Before going back to sleep she checked to make sure the door was locked. Then she looked out of the window. There was no sign of anybody on the road to the hotel. She went back to bed, thinking that the next day she would do the only sensible thing.
She would go home.
9
She was in the breakfast room by seven o’clock. The windows looked out over the lake, and she could see that it had become windy. A man approached, pulling a sledge with two well-bundled children as passengers. She recalled the days when she had spent so much time and effort dragging her own children up slopes that they could sledge down. That had been one of the most remarkable periods of her life – playing with her children in the snow, and at the same time worrying about what judgement to pass in a complicated lawsuit. The children’s shouts and laughter contrasting with the frightening crime scenes.

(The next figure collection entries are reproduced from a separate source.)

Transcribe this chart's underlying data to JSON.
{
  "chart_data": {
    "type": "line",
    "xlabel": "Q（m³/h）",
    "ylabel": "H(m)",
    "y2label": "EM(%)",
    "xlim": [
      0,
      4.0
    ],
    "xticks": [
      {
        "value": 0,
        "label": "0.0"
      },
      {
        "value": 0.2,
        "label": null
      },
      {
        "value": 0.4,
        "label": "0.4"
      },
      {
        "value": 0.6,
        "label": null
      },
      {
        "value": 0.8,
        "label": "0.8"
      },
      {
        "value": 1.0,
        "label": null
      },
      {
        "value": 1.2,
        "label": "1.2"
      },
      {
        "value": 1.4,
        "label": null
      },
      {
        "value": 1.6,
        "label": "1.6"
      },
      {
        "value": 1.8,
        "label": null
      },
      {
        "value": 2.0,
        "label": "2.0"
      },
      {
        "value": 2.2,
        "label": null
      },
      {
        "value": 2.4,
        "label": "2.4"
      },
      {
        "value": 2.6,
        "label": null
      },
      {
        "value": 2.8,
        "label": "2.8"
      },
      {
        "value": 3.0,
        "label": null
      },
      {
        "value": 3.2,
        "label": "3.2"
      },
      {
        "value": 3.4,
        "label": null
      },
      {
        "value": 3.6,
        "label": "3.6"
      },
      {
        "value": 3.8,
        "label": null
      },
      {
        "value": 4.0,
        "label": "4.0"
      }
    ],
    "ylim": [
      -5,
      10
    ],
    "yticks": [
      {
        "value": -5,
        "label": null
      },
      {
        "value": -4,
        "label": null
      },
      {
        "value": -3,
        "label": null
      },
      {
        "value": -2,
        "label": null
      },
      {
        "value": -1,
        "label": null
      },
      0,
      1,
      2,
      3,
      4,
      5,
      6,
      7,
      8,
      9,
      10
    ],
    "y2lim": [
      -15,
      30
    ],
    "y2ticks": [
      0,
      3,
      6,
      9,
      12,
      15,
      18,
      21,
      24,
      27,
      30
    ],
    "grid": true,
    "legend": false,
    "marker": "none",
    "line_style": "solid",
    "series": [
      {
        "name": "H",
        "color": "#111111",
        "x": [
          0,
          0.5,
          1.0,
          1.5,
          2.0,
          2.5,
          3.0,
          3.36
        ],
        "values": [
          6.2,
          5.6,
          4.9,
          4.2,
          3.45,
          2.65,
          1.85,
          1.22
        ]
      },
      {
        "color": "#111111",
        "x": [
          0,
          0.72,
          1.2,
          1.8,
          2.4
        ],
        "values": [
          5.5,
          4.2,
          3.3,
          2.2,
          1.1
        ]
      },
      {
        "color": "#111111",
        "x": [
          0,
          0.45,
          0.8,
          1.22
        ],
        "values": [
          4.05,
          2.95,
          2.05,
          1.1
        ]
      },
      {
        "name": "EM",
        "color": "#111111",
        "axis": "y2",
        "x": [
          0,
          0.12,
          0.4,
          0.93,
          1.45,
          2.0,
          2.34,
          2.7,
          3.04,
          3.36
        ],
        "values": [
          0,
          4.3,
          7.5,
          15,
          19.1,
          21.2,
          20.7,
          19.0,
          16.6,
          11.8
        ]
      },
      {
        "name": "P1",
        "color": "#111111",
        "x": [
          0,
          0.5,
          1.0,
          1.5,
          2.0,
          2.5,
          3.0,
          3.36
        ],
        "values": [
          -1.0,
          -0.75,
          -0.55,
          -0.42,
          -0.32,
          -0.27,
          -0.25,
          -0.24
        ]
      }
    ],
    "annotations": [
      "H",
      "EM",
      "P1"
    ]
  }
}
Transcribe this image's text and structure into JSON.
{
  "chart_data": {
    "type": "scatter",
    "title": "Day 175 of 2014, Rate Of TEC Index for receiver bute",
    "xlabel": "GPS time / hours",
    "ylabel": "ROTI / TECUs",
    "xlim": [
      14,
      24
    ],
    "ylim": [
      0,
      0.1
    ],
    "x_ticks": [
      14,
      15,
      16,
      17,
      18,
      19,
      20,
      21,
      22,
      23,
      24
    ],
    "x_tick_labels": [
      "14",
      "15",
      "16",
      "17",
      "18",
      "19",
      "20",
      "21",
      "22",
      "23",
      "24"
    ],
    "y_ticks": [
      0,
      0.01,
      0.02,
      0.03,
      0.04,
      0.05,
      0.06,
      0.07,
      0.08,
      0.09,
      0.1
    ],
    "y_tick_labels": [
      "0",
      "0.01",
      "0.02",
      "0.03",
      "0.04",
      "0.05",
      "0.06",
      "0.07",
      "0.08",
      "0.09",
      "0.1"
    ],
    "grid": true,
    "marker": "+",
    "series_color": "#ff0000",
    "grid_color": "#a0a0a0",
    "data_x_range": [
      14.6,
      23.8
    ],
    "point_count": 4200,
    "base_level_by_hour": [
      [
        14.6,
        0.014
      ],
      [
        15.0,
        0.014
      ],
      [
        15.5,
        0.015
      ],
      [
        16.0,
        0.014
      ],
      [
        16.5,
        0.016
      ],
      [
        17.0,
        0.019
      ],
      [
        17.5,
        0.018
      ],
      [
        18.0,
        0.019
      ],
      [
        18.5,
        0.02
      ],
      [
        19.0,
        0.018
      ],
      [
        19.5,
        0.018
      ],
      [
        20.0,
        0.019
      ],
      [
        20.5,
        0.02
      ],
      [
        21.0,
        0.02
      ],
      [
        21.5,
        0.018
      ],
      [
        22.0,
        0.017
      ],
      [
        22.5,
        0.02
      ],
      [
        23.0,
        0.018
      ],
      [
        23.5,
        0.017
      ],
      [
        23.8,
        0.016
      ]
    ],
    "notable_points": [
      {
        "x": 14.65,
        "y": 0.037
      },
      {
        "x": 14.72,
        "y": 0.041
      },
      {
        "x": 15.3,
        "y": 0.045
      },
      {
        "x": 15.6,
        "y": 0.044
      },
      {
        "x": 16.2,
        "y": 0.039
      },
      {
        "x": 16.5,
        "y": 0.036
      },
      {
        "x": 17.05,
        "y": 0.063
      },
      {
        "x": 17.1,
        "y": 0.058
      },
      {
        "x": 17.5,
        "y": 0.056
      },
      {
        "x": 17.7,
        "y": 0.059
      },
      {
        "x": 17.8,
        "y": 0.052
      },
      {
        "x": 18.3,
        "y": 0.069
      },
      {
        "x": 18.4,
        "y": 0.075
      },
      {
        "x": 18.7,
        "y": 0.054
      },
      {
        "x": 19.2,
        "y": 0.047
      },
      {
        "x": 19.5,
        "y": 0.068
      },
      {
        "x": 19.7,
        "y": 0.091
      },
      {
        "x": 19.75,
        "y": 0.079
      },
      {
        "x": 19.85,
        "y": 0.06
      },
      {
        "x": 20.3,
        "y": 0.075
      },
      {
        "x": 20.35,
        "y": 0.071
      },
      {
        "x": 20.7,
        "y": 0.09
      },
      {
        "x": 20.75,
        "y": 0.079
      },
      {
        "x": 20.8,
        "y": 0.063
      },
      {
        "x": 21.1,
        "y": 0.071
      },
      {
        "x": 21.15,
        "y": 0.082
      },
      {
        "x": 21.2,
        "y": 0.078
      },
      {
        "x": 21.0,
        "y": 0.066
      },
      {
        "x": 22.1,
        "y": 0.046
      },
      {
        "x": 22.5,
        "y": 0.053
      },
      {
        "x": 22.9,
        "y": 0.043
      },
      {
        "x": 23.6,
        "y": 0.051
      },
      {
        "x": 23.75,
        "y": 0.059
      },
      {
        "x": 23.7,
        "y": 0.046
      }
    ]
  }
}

She had once worked out that during the course of her career, she had sent three murderers and seven people guilty of manslaughter to prison. Not to mention several more sentenced for grievous bodily harm, who could count themselves lucky that their crimes had not resulted in murder.
The thought worried her. Measuring her activities and her best efforts in terms of people she had sent to prison – was that really the sum of her life’s work?
As she ate she avoided looking at the newspapers, which were naturally wallowing in the events at Hesjövallen. Instead she selected a business supplement and leafed through the stock market listings and discussons about the percentage of women represented on the boards of Swedish companies. There were not many people at breakfast. She refilled her coffee cup and wondered if it might be a good idea to take a different route home. A touch further west, perhaps, through the Värmland forests?
She was interrupted in her thoughts by somebody addressing her. A man sitting alone at a table several feet away.
‘Are you talking to me?’
‘I just wondered what Vivi Sundberg wanted.’
She didn’t recognise the man and didn’t really understand what he was asking about. Before she had a chance to reply, he stood up and walked over to her table. Pulled out a chair and sat down.